The Best Meteor Shower Of The Year Was Sunday

Canary Islands Astrophysics Institute, IAC / StarryEarth
2013 Geminid Meteor Shower | Photo Credit : Juan Carlos Casado StarryEarth.com

UPDATED: On Sunday night, December 13th, The Geminid Meteor Shower Peaked.

The Geminids are considered to be one of the “best and most reliable” showers of the year with around 2 meteors per minute.  This shower will be particularly easy to see thanks to the almost new moon, causing a dark enough sky to see all the meteors. Although you should be able to start seeing meteors at around 9-10pm, the peak is later in the night around 2am.

Where Do I Look?

Unlike the Perseids and Quadrantids, the Geminids can easily be viewed from both northern and southern hemispheres.  The Geminids appear to come from the Gemini constellation, so you have a better chance of seeing it if you can locate where this is. Gemini is right near the Orion constellation, so try to spot his belt (made up of three stars) and you will be looking in the right area.
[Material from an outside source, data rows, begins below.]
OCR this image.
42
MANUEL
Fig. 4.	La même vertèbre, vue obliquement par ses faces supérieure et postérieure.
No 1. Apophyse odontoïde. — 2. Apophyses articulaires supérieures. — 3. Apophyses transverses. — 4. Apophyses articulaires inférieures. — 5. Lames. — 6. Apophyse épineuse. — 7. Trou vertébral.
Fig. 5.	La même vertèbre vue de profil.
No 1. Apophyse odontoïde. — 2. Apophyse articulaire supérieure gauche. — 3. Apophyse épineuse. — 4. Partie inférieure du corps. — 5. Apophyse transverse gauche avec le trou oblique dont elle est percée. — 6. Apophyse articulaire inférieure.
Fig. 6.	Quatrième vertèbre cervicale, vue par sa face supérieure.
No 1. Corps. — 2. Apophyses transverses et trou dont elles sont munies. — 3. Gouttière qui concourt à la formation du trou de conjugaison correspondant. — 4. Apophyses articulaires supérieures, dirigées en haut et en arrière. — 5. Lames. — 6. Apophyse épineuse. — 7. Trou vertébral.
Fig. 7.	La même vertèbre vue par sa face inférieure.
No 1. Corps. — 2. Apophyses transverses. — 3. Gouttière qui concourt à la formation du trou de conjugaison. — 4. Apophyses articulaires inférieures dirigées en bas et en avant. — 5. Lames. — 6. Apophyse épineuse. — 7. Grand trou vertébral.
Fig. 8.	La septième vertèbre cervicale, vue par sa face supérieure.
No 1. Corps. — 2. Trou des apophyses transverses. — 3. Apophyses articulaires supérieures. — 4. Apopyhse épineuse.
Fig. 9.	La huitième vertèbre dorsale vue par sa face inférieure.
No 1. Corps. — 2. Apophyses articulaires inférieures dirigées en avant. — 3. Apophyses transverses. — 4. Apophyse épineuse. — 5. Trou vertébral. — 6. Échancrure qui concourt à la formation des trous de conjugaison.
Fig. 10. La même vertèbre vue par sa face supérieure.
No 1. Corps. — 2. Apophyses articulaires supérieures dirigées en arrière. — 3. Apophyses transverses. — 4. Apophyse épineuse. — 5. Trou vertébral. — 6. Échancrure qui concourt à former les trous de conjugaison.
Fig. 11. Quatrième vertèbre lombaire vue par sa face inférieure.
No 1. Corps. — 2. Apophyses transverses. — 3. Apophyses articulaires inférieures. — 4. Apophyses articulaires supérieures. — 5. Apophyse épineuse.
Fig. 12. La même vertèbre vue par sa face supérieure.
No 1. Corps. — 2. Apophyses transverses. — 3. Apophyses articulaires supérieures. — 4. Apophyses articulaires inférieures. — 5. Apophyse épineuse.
Try not to stare at a small area, make sure you are viewing a large piece of the sky.

Another thing to keep in mind is that your eyes need to adjust to the darkness to view the meteors, stay outside for 30 mins to let your eyes adjust.  Avoid a phone or car headlight as this will make it harder to view.  If you can’t avoid using your phone put the brightness very low.

Why Do Meteor Showers Happen?

A meteor shower is caused when Earth passes through debris left over from the disintegration of comets.  The Geminids are actually coming from 3200 Phaethon; a small rocky/icy asteroid that orbits every 1.4 years.

Phaethon is brought closer to the sun than any other named asteroid due to its strong orbit.

Researchers believe the debris results from the heating and cooling of Phaethon’s surface based on its relative position to the sun.  This causes expansion and contraction which fractures its surface, releasing fragments near the asteroid’s orbit. These are the debris causing this meteor shower.